Let $X_1$ and $X_2$ be independent random variables Let $Y_1 = X_1 + X_2$ and $Y_2 = 2X_1-2X_2$, find covariance of $Y_1,Y_2$
I tried simplifying the covariance equation into $$E[Y_1Y_2] - E[X_1]\cdot E[X_2]$$ I found the expected values of $x_1$ to be $0$ but I don't know how to find $E[Y_1Y_2]$. I tried simplifying it to: $$E[(2X_1-X_2) (X_1+X_2)]$$ but that didn't really help. Any help would be greatly appreciated. Thanks.
On
I tried simplifying the covariance equation into $$E[Y_1Y_2] - E[X_1]\cdot E[X_2]$$ I found the expected values of $x_1$ to be $0$ but I don't know how to find $E[Y_1Y_2]$. I tried simplifying it to: $$E[(2X_1-X_2) (X_1+X_2)]$$ but that didn't really help. Any help would be greatly appreciated.
(You have the 2 in the wrong place.)
Well, doing it this way we get:
$$\def\Cov{\mathsf {Cov}}\def\E{\mathsf {E}}\def\Var{\mathsf {Var}} {\Cov(X_1+X_2,2X_1-2X_2) ~}{= 2\Cov(X_1+X_2,X_1-X_2) \\ =2 \Big(\E\big((X_1+X_2)(X_1-X_2)\big)-\E(X_1+X_2)\,\E(X_1-X_2)\Big) \\ = 2\big(\E(X_1^2)-\E(X_2^2)-\E(X_1)^2+\E(X_2)^2\big) \\ = 2\big(\Var(X_1)-\Var(X_2)\big) }$$
Which is the same result Michael Hardy obtained by no coincidence.
Remark: The independence of the random variables was not invoked, and is in fact not necessary for the result to hold.

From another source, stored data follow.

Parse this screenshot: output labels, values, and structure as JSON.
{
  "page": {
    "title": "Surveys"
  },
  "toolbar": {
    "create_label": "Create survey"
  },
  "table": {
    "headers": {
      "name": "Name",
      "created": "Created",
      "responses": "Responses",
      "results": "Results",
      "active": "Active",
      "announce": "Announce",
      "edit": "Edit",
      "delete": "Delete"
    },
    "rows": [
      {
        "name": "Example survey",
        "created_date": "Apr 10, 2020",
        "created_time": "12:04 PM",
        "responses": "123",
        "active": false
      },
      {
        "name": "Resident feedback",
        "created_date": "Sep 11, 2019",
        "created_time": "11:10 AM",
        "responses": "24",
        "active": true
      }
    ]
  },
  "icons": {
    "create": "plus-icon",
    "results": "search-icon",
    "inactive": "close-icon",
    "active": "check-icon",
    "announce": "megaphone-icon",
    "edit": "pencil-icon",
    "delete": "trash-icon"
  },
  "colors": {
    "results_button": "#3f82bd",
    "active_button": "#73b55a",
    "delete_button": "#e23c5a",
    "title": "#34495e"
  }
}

$\newcommand{\v}{\operatorname{var}}\newcommand{\c}{\operatorname{cov}}$ \begin{align} \c(Y_1,Y_2) & = \c(X_1+X_2, 2X_1-2X_2) \\[10pt] & = \c(X_1,2X_1-2X_2) + \c(X_2, 2X_1-2X_2) \\[10pt] & = \Big(\c(X_1,2X_1) + \c(X_1,-2X_2)\Big) + \Big( \c(X_2,2X_1) + \c(X_2,-2X_2)\Big) \\[10pt] & = 2\c(X_1,X_1) - 2\c(X_1,X_2) + 2\c(X_2,X_1) - 2\c(X_2,X_2) \\[10pt] & = 2\v(X_1) - 0 + 0 - 2\v(X_2). \end{align}